La séquence grammaticale que nous délimiterons dans le prochain sous-chapi­tre 25 exprime une certaine « distance  » que l’acquisition guidée d’une L2 implique­rait d’après Vigner par essence (2004 : 89).
Nous allons maintenant étudier ce que cette position permet comme action méta­linguistique sur la langue pour favoriser chez les apprenants la transmission du savoir sur cette langue et leur faire développer une bonne compétence linguisti­que.
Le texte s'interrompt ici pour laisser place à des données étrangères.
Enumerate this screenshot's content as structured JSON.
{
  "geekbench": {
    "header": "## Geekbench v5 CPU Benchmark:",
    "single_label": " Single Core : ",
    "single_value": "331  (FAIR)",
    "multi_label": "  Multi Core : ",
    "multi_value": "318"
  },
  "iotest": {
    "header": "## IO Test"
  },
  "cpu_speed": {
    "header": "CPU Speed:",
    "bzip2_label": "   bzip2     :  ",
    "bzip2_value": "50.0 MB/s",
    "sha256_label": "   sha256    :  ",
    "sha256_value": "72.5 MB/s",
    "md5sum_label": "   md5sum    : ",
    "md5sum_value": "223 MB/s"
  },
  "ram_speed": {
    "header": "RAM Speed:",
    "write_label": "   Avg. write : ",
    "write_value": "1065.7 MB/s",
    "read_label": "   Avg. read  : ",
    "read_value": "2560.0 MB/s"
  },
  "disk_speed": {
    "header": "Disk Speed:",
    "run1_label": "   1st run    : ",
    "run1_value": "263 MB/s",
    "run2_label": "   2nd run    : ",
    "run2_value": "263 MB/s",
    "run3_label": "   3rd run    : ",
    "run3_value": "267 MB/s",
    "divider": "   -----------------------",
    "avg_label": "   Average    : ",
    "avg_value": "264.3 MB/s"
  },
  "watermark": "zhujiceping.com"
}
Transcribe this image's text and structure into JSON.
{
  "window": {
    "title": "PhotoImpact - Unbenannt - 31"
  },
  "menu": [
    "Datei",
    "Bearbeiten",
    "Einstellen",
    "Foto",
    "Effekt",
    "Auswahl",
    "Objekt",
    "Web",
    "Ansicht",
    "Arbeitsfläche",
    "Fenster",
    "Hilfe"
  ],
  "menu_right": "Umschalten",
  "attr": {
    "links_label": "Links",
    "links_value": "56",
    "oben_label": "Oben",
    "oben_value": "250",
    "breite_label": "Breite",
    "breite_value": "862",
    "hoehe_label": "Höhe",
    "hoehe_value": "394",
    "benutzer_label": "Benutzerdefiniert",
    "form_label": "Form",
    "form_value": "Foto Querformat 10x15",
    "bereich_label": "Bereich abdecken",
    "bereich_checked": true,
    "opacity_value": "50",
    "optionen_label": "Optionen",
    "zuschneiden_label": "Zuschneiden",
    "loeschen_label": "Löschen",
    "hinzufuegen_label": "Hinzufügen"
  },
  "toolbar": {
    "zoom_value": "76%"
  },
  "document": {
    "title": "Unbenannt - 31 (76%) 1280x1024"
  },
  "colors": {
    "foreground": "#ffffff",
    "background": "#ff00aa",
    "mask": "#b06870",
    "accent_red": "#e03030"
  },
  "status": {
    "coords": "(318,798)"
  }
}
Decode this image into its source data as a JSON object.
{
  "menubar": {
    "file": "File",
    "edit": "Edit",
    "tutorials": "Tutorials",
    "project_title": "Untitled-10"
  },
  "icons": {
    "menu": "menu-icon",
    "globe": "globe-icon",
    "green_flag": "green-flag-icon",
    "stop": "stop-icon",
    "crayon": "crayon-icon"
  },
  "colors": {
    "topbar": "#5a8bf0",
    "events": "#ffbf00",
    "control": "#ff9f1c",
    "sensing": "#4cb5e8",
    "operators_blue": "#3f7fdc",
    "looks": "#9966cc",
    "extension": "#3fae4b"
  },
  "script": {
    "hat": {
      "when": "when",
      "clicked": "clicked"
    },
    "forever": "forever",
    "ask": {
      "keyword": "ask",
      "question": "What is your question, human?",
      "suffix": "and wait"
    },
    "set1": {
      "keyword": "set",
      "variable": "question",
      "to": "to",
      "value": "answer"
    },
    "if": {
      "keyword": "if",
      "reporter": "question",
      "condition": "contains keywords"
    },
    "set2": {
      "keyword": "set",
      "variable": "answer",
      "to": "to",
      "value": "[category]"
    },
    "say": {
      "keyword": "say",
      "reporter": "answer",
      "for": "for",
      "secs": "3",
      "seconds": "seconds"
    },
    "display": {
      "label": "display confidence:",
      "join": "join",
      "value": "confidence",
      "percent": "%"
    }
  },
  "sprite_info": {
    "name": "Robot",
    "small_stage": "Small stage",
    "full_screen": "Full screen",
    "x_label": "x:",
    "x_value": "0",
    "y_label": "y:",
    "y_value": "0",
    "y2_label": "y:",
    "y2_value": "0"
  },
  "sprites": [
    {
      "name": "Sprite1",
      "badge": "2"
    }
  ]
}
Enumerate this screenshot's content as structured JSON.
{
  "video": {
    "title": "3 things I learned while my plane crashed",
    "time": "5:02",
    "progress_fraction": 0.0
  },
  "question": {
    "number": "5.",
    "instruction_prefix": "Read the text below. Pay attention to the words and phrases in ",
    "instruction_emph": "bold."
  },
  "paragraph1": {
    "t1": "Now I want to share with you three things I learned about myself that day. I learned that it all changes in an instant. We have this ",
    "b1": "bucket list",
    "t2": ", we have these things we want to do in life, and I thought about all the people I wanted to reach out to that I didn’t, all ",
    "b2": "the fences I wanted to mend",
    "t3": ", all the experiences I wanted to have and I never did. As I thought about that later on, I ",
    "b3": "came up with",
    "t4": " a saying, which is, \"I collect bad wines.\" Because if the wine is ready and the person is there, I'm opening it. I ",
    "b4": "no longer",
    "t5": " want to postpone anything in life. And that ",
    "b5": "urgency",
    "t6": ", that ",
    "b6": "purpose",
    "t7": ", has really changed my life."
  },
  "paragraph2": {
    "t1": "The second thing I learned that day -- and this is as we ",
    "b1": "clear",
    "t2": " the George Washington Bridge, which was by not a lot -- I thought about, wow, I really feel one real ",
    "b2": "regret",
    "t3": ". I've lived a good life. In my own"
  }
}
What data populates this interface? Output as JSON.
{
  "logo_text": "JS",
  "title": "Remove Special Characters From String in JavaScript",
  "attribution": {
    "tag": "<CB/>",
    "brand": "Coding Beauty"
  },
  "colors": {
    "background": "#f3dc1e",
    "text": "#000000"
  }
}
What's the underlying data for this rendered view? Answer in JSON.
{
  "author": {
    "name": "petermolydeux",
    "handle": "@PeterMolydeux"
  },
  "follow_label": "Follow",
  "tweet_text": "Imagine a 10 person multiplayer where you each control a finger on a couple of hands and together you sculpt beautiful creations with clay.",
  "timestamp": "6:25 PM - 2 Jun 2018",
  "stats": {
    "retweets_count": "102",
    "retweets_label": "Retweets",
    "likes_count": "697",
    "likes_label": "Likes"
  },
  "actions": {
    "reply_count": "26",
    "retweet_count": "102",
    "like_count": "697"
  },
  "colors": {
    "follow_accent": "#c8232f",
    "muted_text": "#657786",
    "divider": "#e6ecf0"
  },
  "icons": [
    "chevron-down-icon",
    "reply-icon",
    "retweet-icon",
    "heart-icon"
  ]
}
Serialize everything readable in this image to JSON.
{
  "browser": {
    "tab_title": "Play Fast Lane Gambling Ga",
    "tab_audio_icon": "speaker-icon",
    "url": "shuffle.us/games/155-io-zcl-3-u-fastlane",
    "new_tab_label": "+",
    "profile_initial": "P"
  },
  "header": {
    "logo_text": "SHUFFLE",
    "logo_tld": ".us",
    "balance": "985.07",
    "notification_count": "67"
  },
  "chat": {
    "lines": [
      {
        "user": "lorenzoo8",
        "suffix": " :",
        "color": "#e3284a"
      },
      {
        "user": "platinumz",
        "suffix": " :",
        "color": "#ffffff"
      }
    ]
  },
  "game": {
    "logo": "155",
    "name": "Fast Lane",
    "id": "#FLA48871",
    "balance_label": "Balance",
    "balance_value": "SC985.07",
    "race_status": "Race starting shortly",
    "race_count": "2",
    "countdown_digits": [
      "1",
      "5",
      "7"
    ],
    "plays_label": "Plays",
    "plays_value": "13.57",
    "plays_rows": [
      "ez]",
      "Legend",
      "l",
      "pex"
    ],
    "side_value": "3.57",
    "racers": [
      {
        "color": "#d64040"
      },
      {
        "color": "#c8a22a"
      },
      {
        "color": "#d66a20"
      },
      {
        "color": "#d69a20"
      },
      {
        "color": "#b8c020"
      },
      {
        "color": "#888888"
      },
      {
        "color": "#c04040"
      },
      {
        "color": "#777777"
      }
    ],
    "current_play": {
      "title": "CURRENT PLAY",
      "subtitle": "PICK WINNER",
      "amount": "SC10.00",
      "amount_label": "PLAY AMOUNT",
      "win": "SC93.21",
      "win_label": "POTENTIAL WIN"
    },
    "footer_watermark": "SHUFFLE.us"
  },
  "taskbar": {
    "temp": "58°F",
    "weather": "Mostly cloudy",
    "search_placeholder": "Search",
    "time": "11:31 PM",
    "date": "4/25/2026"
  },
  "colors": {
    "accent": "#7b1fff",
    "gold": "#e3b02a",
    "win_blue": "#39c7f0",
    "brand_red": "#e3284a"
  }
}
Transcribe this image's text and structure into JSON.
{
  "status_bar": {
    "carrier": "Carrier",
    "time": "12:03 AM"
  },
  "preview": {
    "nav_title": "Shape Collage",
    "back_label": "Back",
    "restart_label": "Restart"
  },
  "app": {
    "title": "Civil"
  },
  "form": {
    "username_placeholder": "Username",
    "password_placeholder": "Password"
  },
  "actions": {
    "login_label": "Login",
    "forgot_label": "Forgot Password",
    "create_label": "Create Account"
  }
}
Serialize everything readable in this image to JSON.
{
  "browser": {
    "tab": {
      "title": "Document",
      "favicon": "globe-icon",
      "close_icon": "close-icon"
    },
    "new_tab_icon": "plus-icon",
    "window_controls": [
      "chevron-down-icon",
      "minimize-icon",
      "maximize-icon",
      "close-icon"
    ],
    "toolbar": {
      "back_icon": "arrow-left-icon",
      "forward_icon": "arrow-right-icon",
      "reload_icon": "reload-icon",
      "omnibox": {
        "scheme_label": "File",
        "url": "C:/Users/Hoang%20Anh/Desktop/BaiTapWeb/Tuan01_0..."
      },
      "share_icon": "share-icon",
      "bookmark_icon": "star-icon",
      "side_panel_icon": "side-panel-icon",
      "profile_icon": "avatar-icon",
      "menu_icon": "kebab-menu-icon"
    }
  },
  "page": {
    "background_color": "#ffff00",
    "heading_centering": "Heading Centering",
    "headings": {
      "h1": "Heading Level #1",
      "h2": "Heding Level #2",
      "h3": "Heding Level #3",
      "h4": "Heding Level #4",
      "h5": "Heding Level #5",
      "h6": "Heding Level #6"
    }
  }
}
Il ne s’agit pas ici de montrer quelle est la meilleure façon d’enseigner mais plutôt de décrire les pratiques les plus courantes à l’heure actuelle.
D’une manière générale, la séquence grammaticale en L2 consiste en une ré­flexion sur la langue, plus précisément sur les régularités, les règles et les normes qui lui sont propres, touchant essentiellement les domaines de la morphologie et de la syntaxe. Pour cela, des concepts issus de la linguistique générale sont utili­sés pour ‘«’ ‘ découper le matériau langagier en unités spécifiques ’ ‘»’ (Vigner : 2004 : 34). Il s’agit par là même de faire acquérir à l’apprenant les « conditions d’usage » de la L2 (Idem). Cela se fait généralement en identifiant d’une manière ou d’une autre un fait de langue qui pose problème. Germain/Seguin (1995 : 155) parlent de for­mulation de problème. Puis le groupe d’apprenants en interaction avec l’enseignant « sélectionne »(Idem) ce fait de langue pour en dégager par la des­cription ‘«’ ‘ le mode d’arrangement phonique et graphique ’ ‘»’ (Vigner : 2004 : 17), ex : radi­cal et éventuelles terminaisons pour un verbe. Nous pensons qu’il est possible de parler ici de l’étude de la construction de la L2. En effet, on retrouve souvent ce champ lexical de la Construction dans les grammaires d’apprentissage. Ex : ‘«’ ‘ l’impératif se construit… ’ ‘»’ (in : Pratique du français de A à Z : 2000).
A côté de la forme, on dégage aussi l’emploi du fait de langue qui indique quand est-ce qu’il faut employer ce fait de langue et avec quels autres mots on peut le retrouver. Ce fait de langue est ensuite validé par des exemples que Germain et Seguin (1995 : 155) appellent des phrases-type. Puis l’apprenant est traditionnel­lement amené à appliquer le nouveau fait de langue à travers des exercices. Selon le type d’analyse, inductive ou déductive, la description de la forme et de l’emploi s’effectuera avant ou après la sélection du fait de langue.
L’étude de plusieurs faits de langue s’insère classiquement dans une progression grammaticale qui est souvent synonyme de difficultés (Germain et Seguin : 1995 : 155).
L’approche notionnelle-fonctionnelle, par contre, a pris une toute autre perspec­tive : renoncer à opérer la sélection et la progression décrites ci-dessus à l’intérieur de la langue. Elle procède, au contraire, en articulant les faits de langue avec des notions ou des fonctions pour lesquels les faits de langue représentent des outils d’expression (Idem).
Ainsi quelles que soient les pratiques, ceci est évident que, pour reprendre les ter­mes de Vigner (2004 : 39) :

‘l’hypothèse pédagogique est que disposant de la sorte d’un nombre fini d’éléments, et de quelques règles de combinaison, l’apprenant peut produire un nombre pratiquement infini de phrases. ’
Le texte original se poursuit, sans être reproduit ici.